Ein letztes Mal sah ich zu Aro, der sich nicht vom Fußende des Bettes wegbewegt hatte, ehe ich vom Schlaf übermannt wurde und mich in der Dunkelheit widerfand. Ich konnte nichts sehen, drehte mich immer wieder um die eigene Achse. Doch nichts. „Verräterin…“. Ein Wispern, gefährlich nah. Erneut wirbelte ich herum und doch sah ich nichts. „Du hast uns nicht geholfen, hast dich versteckt. Feigling.“. Tränen stiegen in meinen Augen auf. „Ich wollte das nicht…“, flüsterte ich in die Stille hinein. „Du hast es aber getan. Deine Familie im Stich gelassen und jetzt?“. Ich begann, zu rennen. Immer weiter, in der Hoffnung, ich würde den Stimmen entkommen. „Weglaufen bringt nichts. Dreh dich um, Feigling.“, säuselte eine der Stimmen und ich hielt mir die Ohren zu. „Verschwindet!“, rief ich verzweifelt, doch sie blieben. „Du hast bereits verloren. Sieh es ein. Früher oder später wirst auch du sterben!“, schrien die Stimmen und ich fiel zu Boden. 

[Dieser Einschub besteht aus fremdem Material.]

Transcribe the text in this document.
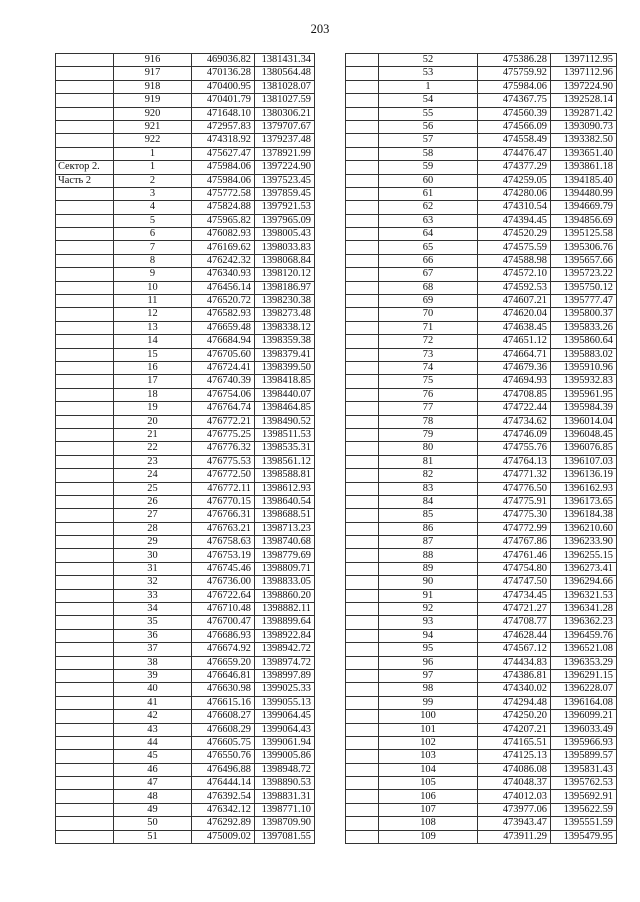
203
	916	469036.82	1381431.34
	917	470136.28	1380564.48
	918	470400.95	1381028.07
	919	470401.79	1381027.59
	920	471648.10	1380306.21
	921	472957.83	1379707.67
	922	474318.92	1379237.48
	1	475627.47	1378921.99
Сектор 2.	1	475984.06	1397224.90
Часть 2	2	475984.06	1397523.45
	3	475772.58	1397859.45
	4	475824.88	1397921.53
	5	475965.82	1397965.09
	6	476082.93	1398005.43
	7	476169.62	1398033.83
	8	476242.32	1398068.84
	9	476340.93	1398120.12
	10	476456.14	1398186.97
	11	476520.72	1398230.38
	12	476582.93	1398273.48
	13	476659.48	1398338.12
	14	476684.94	1398359.38
	15	476705.60	1398379.41
	16	476724.41	1398399.50
	17	476740.39	1398418.85
	18	476754.06	1398440.07
	19	476764.74	1398464.85
	20	476772.21	1398490.52
	21	476775.25	1398511.53
	22	476776.32	1398535.31
	23	476775.53	1398561.12
	24	476772.50	1398588.81
	25	476772.11	1398612.93
	26	476770.15	1398640.54
	27	476766.31	1398688.51
	28	476763.21	1398713.23
	29	476758.63	1398740.68
	30	476753.19	1398779.69
	31	476745.46	1398809.71
	32	476736.00	1398833.05
	33	476722.64	1398860.20
	34	476710.48	1398882.11
	35	476700.47	1398899.64
	36	476686.93	1398922.84
	37	476674.92	1398942.72
	38	476659.20	1398974.72
	39	476646.81	1398997.89
	40	476630.98	1399025.33
	41	476615.16	1399055.13
	42	476608.27	1399064.45
	43	476608.29	1399064.43
	44	476605.75	1399061.94
	45	476550.76	1399005.86
	46	476496.88	1398948.72
	47	476444.14	1398890.53
	48	476392.54	1398831.31
	49	476342.12	1398771.10
	50	476292.89	1398709.90
	51	475009.02	1397081.55
	52	475386.28	1397112.95
	53	475759.92	1397112.96
	1	475984.06	1397224.90
	54	474367.75	1392528.14
	55	474560.39	1392871.42
	56	474566.09	1393090.73
	57	474558.49	1393382.50
	58	474476.47	1393651.40
	59	474377.29	1393861.18
	60	474259.05	1394185.40
	61	474280.06	1394480.99
	62	474310.54	1394669.79
	63	474394.45	1394856.69
	64	474520.29	1395125.58
	65	474575.59	1395306.76
	66	474588.98	1395657.66
	67	474572.10	1395723.22
	68	474592.53	1395750.12
	69	474607.21	1395777.47
	70	474620.04	1395800.37
	71	474638.45	1395833.26
	72	474651.12	1395860.64
	73	474664.71	1395883.02
	74	474679.36	1395910.96
	75	474694.93	1395932.83
	76	474708.85	1395961.95
	77	474722.44	1395984.39
	78	474734.62	1396014.04
	79	474746.09	1396048.45
	80	474755.76	1396076.85
	81	474764.13	1396107.03
	82	474771.32	1396136.19
	83	474776.50	1396162.93
	84	474775.91	1396173.65
	85	474775.30	1396184.38
	86	474772.99	1396210.60
	87	474767.86	1396233.90
	88	474761.46	1396255.15
	89	474754.80	1396273.41
	90	474747.50	1396294.66
	91	474734.45	1396321.53
	92	474721.27	1396341.28
	93	474708.77	1396362.23
	94	474628.44	1396459.76
	95	474567.12	1396521.08
	96	474434.83	1396353.29
	97	474386.81	1396291.15
	98	474340.02	1396228.07
	99	474294.48	1396164.08
	100	474250.20	1396099.21
	101	474207.21	1396033.49
	102	474165.51	1395966.93
	103	474125.13	1395899.57
	104	474086.08	1395831.43
	105	474048.37	1395762.53
	106	474012.03	1395692.91
	107	473977.06	1395622.59
	108	473943.47	1395551.59
	109	473911.29	1395479.95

Weinend hielt ich mir noch immer die Ohren zu, obwohl ich wusste, dass es nichts brachte. „Alleine.“. „Verlassen!“. „Unwürdig.“. „Verräterin!“. Wortfetzen, die mein Herz zum brechen brachten, es fühlte sich an, als würde es in tausend Splitter zerspringen. „Lasst mich doch endlich in Ruhe!“, schrie ich und kauerte mich auf dem Boden zusammen. Kälte kroch meinen Körper hoch. Schuldgefühle übermannten mich. Ich war schuld. Meine Familie war meinetwegen gestorben und ich war zu feige gewesen, um ihnen zu helfen. Ich war alleine, verlassen in diesem schwarzen Loch, in meiner eigenen Traumwelt, in der ich mich so sicher gefühlt hatte, wie nirgends sonst. Aufwachen wäre meine Lösung gewesen, doch die Stimmen schienen mich daran zu hindern. „ Du bist schuld!“, riefen sie immer wieder und ich spürte, wie jedes Mal ein Stück meiner Seele verletzt wurde. Sämtliche Erinnerungen an meine Familie, die ich eigentlich als positives Erlebnis abgespeichert hatte, kamen hoch und veränderten sich ins Negative. Sie enthielten immer etwas Trauriges, immer mehr Personen verschwanden in meinen Erinnerungen, bis nur noch meine kleine Schwester an meiner Seite war. 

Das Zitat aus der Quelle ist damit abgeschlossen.